FoldAct: Efficient and Stable Context Folding for Long-Horizon Search Agents
Jiaqi Shao, Yufeng Miao, Wei Zhang, Bing Luo
TL;DR
FoldAct tackles the non-stationary observation problem in long-horizon RL with context folding by separating gradient signals for summary and action tokens, enforcing full-context consistency via KL regularization between distributions under compressed and full contexts, and using selective segment training to reduce compute. The approach stabilizes training, preserves credit assignment between folding decisions and task actions, and yields substantial speedups (up to 5.19x) while maintaining competitive performance on Local RAG and Web Search benchmarks.

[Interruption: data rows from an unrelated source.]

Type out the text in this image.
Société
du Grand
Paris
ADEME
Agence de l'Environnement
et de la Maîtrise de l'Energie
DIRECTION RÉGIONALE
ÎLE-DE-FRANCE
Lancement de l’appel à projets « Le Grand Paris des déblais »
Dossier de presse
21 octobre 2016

Empirical results show improved accuracy and robustness against training collapse, with concise, information-rich summaries and effective context compression. These advances enable scalable, efficient long-horizon reasoning with LLM-based agents in complex, real-world information tasks.
Abstract
Long-horizon reinforcement learning (RL) for large language models faces critical scalability challenges from unbounded context growth, leading to context folding methods that compress interaction history during task execution. However, existing approaches treat summary actions as standard actions, overlooking that summaries fundamentally modify the agent's future observation space, creating a policy-dependent, non-stationary observation distribution that violates core RL assumptions. This introduces three fundamental challenges: (1) gradient dilution where summary tokens receive insufficient training signal, (2) self-conditioning where policy updates change summary distributions, creating a vicious cycle of training collapse, and (3) computational cost from processing unique contexts at each turn. We introduce \textbf{FoldAct}\footnote{https://github.com/SHAO-Jiaqi757/FoldAct}, a framework that explicitly addresses these challenges through three key innovations: separated loss computation for independent gradient signals on summary and action tokens, full context consistency loss to reduce distribution shift, and selective segment training to reduce computational cost. Our method enables stable training of long-horizon search agents with context folding, addressing the non-stationary observation problem while improving training efficiency with 5.19$\times$ speedup.